- The Washington Times - Thursday, September 11, 2014

Despite polls showing a tough race for Kansas incumbent Sen. Pat Roberts, the Senate Republicans’ campaign arm does not plan to spend any of its money defending GOP-held seats this year, with a senior official saying Thursday they are sticking to playing offense.

Sen. Rob Portman, the National Republican Senatorial Committee’s vice chairman for finance, said the NRSC has no plans to spend money in Kansas, Georgia or Kentucky, the three GOP-held seats analysts say are in play.

“I don’t think any Republicans seats are in great danger,” Mr. Portman told reporters at a breakfast hosted by the Christian Science Monitor.

Of the 36 Senate seats up for grabs, 21 of them are now in the hands of Democrats.

Mr. Portman said — and independent forecasters agree — that Republicans are well-positioned to pick up seats in West Virginia, South Dakota and Montana, putting them well within reach of the net six seats needed to seize control of the Senate.

The NRSC, meanwhile, has raised more than $81 million this cycle, and after pulling in $6.1 million in August, recently announced it had more than $19.9 million in the bank heading into the homestretch of the midterm campaign.

Mr. Portman suggested most of that money would be invested against red-state Democrats in North Carolina, Arkansas, Louisiana and Alaska. He also said campaign cash could go into races in Iowa, Michigan, Colorado and New Hampshire. Those eight races, he said, are “too close to call.”

Justin Barasky, spokesman for Senate Democrats’ campaign arm, poked fun at Mr. Portman’s plans, saying the GOP Senate committee has already spent $2.5 million in Georgia.

Mr. Barasky also said Democrats “are well-positioned to hold the majority.”

“We have better candidates who are running smarter campaigns, while Republicans are saddled with bad candidates who are defending even worse records,” he said.

The University of Virginia’s Center for Politics released a new forecast Thursday that said Republicans will pick up a net of five to eight Senate seats, and that the odds of Rep. Tom Cotton toppling incumbent Democratic Sen. Mark Pryor in Arkansas have improved.

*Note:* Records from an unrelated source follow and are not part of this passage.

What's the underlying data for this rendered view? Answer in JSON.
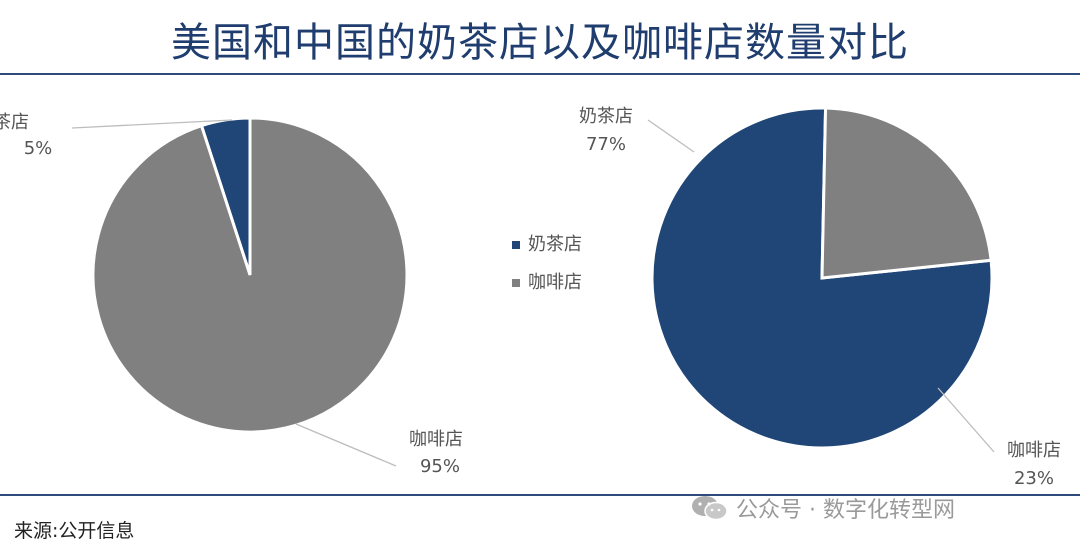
{
  "title": "美国和中国的奶茶店以及咖啡店数量对比",
  "source": "来源:公开信息",
  "watermark": "公众号 · 数字化转型网",
  "colors": {
    "milk_tea": "#1f4677",
    "coffee": "#808080",
    "title": "#1f3d6e",
    "rule": "#2d4a7a"
  },
  "legend": [
    {
      "label": "奶茶店",
      "color": "#1f4677"
    },
    {
      "label": "咖啡店",
      "color": "#808080"
    }
  ],
  "chart_data": [
    {
      "type": "pie",
      "title": "",
      "slices": [
        {
          "name": "奶茶店",
          "value": 5,
          "label": "5%"
        },
        {
          "name": "咖啡店",
          "value": 95,
          "label": "95%"
        }
      ]
    },
    {
      "type": "pie",
      "title": "",
      "slices": [
        {
          "name": "奶茶店",
          "value": 77,
          "label": "77%"
        },
        {
          "name": "咖啡店",
          "value": 23,
          "label": "23%"
        }
      ]
    }
  ]
}
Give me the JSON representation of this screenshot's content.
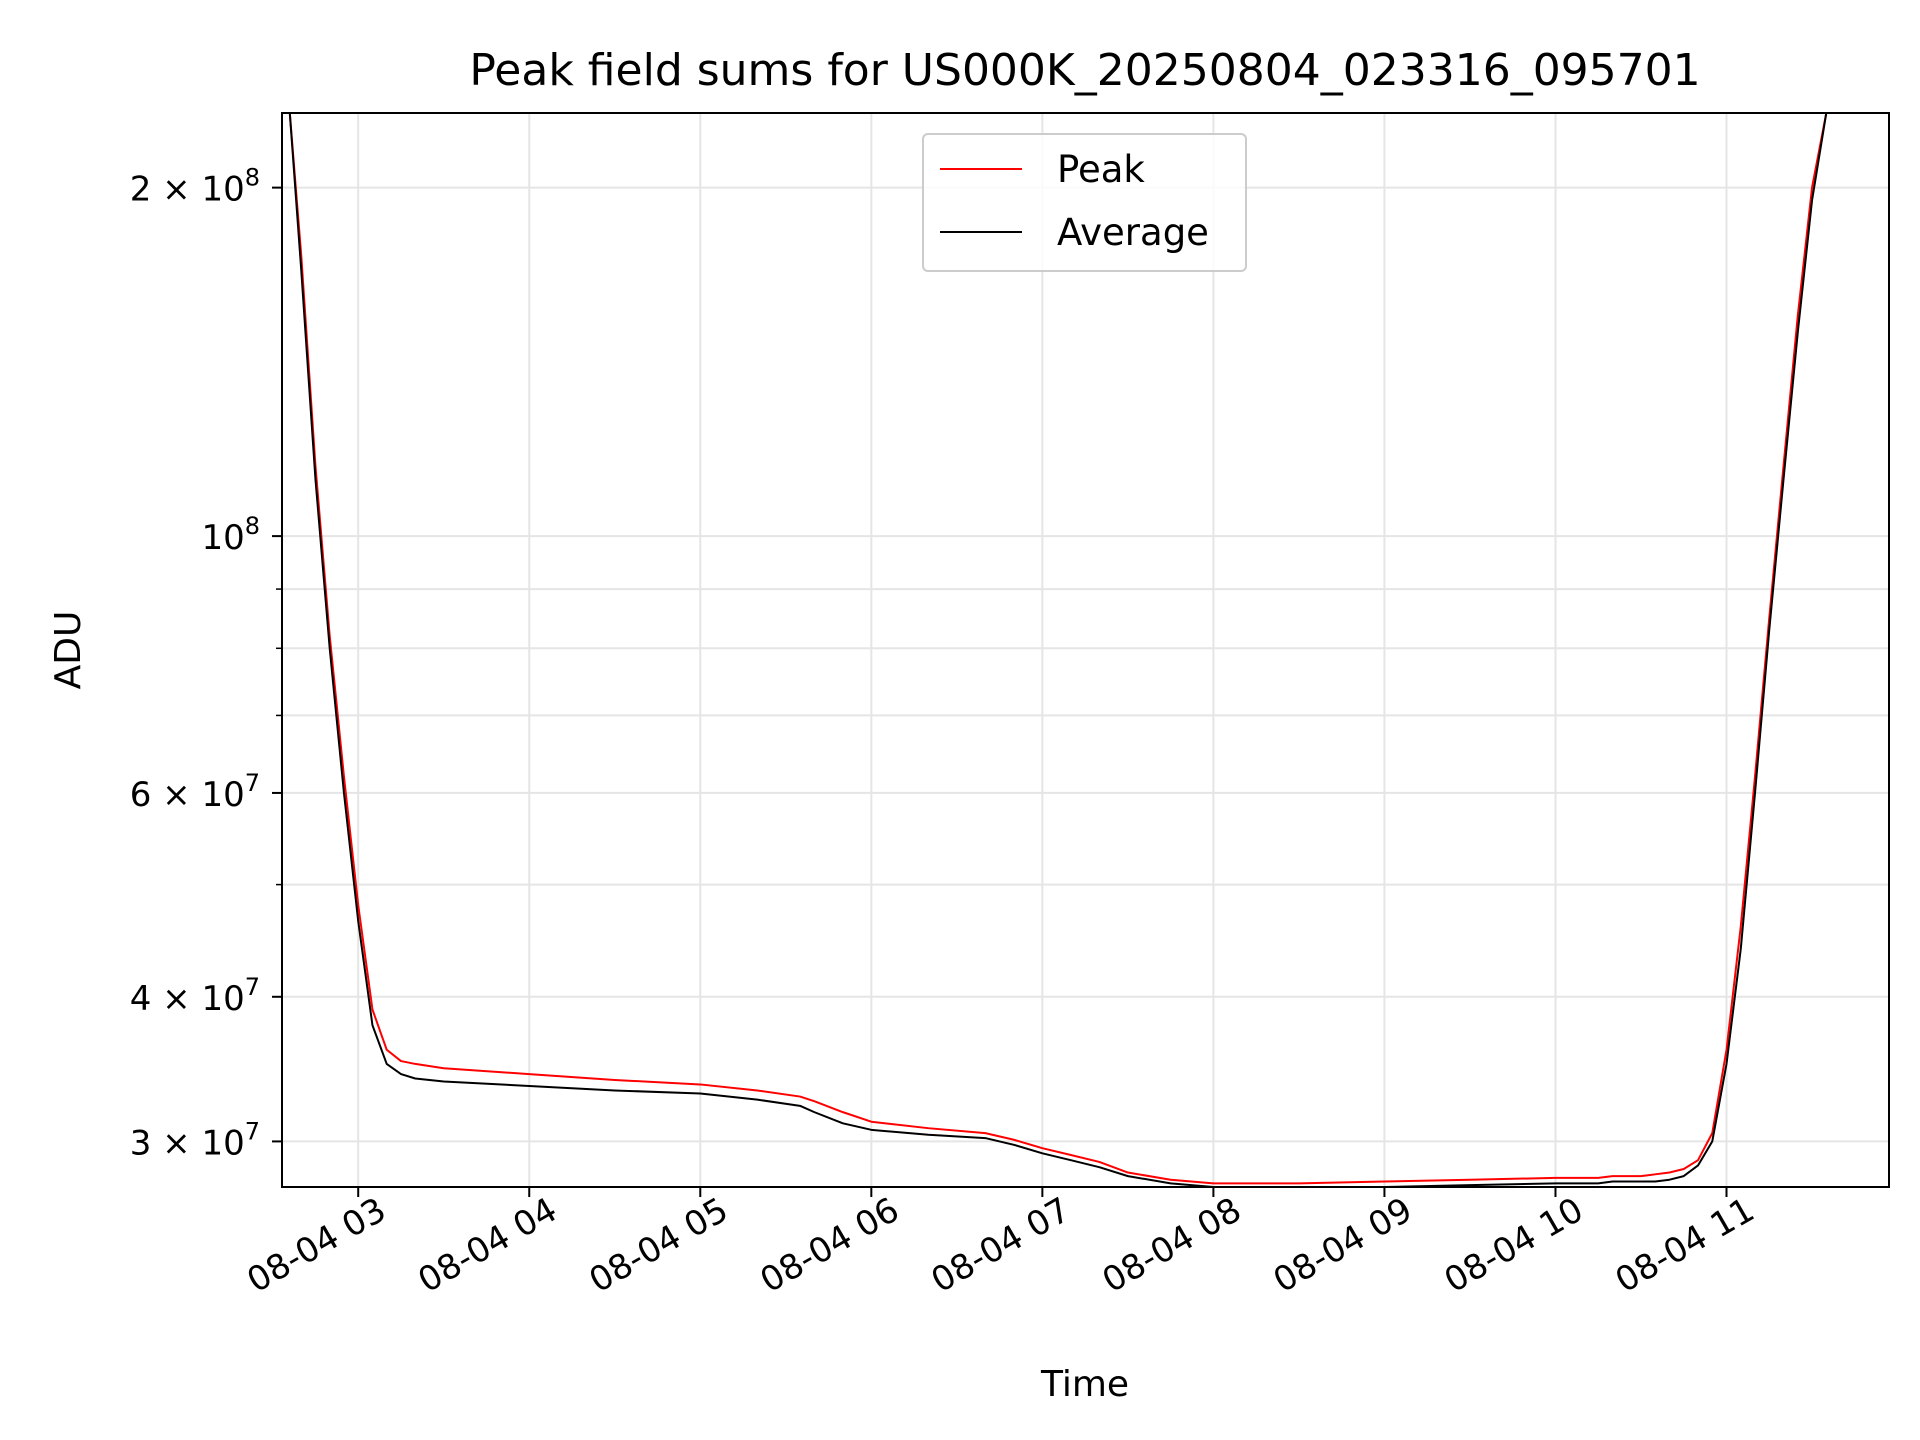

“This means that the best-case scenario we can now envision for Democrats is a 50-50 tie in the Senate, with Vice President Joe Biden’s tie-breaking vote narrowly keeping Sen. Harry Reid, Nevada Democrat, as majority leader,” the UVA forecast said. “The likeliest outcome remains a Republican gain of six or seven seats.”

Still, there are some signs that the NRSC might have to get more involved than Mr. Portman would like in the Kansas Senate race, where Mr. Roberts finds himself in a tough re-election battle against independent Greg Orman.

The New York Times reported last week that the NRSC, which is chaired by fellow Kansas Sen. Jerry Moran, deployed veteran GOP strategist Chris LaCivita to advise Mr. Roberts, following news reports that Democrat Chad Taylor was leaving the race.

Mr. Taylor’s bowing out clears the way for a one-on-one showdown with Mr. Orman. SurveyUSA has released a poll this week showing the race is a dead heat.

Meanwhile, the latest polls in Georgia show Republican David Perdue holding a slight edge over Democrat Michelle Nunn, and in Kentucky, Sen. Mitch McConnell has opened up a bigger lead over Alison Lundergan Grimes, the Democrats’ candidate and the Kentucky secretary of state.

For his part, Mr. McConnell, a formidable fundraiser, has declined to take any aid from the NRSC.